When it was published in late 2013, the city’s downtown plan called for renovation of the historic building as well as development of the outside space for public use, calling it “downtown’s living room.”
Rather than leaving the project to the city, the Zimmerman family took the first steps in 2014, purchasing the depot and shoring it up structurally to “make sure the building was taken care of,” said Zimmerman, adding that $3 million was invested by his family in the space.
Now Zimmerman wants to sell the building to a foundation or charity that’s willing to raise money and build out the plaza portion. Edwinton Brewing, the restaurant and brewery Zimmerman runs out of the west end of the building, would ideally rent the space from the new building owners.
Zimmerman said the buyer would get the building complete with updated heating, air, plumbing and electric. Edwinton's could bring in rental income to the new owner — $8,000 per month for 10 years — and the east end of the building could be built out in whatever way the buyer saw fit — perhaps a space for winter ice skate rental.
Zimmerman estimates the cost of the plaza to be about $6 million. His family has already paid for renderings and architectural plans, as well as the necessary engineering and site work, he said.

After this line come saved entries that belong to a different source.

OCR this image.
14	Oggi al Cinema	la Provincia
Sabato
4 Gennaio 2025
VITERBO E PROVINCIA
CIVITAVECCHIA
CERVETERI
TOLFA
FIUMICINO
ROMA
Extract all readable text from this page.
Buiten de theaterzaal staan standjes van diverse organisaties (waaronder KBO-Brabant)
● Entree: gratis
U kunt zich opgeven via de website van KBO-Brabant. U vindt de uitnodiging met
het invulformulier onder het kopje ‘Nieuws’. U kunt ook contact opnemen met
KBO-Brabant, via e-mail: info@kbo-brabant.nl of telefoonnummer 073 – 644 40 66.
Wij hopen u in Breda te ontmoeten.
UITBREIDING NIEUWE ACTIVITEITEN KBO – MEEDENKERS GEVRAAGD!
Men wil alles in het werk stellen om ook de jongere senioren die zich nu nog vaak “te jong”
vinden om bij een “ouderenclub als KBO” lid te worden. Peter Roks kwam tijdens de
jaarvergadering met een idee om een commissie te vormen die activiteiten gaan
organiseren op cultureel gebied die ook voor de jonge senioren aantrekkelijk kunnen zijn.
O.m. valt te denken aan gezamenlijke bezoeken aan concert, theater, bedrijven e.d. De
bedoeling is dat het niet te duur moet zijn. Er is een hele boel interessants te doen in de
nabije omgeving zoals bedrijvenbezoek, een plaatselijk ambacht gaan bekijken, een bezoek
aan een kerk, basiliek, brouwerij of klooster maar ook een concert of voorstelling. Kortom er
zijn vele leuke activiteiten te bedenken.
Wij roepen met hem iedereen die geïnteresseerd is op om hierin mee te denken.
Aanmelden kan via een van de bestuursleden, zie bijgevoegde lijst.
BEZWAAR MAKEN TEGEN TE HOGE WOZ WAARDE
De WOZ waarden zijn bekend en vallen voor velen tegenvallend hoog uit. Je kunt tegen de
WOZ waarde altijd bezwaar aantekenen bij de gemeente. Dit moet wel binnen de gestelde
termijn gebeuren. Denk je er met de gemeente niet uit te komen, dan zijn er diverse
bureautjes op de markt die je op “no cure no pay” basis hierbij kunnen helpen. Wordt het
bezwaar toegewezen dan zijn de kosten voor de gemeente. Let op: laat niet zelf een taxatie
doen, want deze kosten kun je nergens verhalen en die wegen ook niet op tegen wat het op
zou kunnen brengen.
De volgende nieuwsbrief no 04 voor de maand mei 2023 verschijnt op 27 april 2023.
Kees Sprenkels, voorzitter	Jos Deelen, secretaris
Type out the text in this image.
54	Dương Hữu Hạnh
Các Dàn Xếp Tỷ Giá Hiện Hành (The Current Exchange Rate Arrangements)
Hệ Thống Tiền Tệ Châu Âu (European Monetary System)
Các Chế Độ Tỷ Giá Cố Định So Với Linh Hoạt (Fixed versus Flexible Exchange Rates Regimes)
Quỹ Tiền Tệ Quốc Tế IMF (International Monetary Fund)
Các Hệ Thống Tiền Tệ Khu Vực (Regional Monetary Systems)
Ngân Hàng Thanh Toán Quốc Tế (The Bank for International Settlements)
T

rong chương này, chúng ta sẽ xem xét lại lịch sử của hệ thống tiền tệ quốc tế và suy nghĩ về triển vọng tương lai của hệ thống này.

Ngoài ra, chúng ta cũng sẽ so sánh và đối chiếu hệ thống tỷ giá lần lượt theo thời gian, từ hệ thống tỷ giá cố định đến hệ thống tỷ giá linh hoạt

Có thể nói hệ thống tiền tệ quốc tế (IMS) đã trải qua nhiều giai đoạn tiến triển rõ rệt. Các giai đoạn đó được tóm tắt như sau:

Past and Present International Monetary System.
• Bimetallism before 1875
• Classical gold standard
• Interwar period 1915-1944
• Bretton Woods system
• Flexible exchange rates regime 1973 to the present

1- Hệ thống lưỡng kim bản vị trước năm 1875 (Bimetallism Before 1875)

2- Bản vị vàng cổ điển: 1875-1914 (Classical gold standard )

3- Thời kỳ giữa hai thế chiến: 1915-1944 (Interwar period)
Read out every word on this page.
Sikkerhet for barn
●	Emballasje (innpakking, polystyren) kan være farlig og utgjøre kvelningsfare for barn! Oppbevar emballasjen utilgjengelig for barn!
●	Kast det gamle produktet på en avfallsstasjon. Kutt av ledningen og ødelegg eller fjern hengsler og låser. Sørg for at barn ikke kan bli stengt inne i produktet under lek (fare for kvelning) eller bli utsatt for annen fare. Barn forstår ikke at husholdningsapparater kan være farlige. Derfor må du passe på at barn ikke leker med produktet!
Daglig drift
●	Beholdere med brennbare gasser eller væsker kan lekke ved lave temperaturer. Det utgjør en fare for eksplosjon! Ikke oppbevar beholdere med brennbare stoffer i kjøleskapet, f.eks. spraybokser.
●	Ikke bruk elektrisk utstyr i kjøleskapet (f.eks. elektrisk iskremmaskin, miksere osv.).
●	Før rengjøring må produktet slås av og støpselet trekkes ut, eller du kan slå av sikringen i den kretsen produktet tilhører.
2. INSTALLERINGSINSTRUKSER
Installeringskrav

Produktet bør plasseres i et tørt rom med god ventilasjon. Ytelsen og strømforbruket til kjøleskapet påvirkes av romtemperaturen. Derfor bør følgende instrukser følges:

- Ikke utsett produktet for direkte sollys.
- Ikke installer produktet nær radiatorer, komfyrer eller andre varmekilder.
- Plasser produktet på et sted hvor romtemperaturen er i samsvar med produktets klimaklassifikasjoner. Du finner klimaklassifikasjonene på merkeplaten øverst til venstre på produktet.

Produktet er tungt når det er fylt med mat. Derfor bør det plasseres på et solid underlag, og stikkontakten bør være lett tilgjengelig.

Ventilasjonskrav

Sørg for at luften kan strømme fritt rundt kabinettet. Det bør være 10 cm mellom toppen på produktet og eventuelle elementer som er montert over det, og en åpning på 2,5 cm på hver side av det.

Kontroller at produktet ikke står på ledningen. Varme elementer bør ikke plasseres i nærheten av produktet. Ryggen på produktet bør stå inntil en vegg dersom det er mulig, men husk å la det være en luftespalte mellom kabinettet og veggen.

In this proposed plan, there's an outdoor stage area that would house the ice rink in the winter. There's also a public fountain with green space in the center to perch a community Christmas tree.
In the subarea plan, estimated cost for Depot Plaza was $8.5 million.
The proposed project is similar in some ways to development that took place in downtown Rapid City, S.D.
Main Street Square was built in Rapid City eight years ago for $6.5 million. It was paid for by a combination of city and privately fundraised dollars, said Dan Senftner, CEO of Destination Rapid City.
Those that donated did it to improve the quality of life in the community, not for a return, Senftner said.
“That truly was a gift for the community,” he said.
Destination Rapid City now operates Main Street Square, running 200 events annually with a 14-person staff and a $1 million budget. The money for operations comes from concessions, rentals, sponsorships and about $200,000 in special tax dollars collected from surrounding businesses that reap the benefit of increased downtown visitorship, Senftner said. He says the operations model could be scaled down.
“It’s how you want to do it,” he said.
Senftner said he has since consulted with 11 cities on how they could operate something similar. Among those are Casper, Wyo., with David Street Station and Caldwell, Idaho, with Indian Creek Plaza.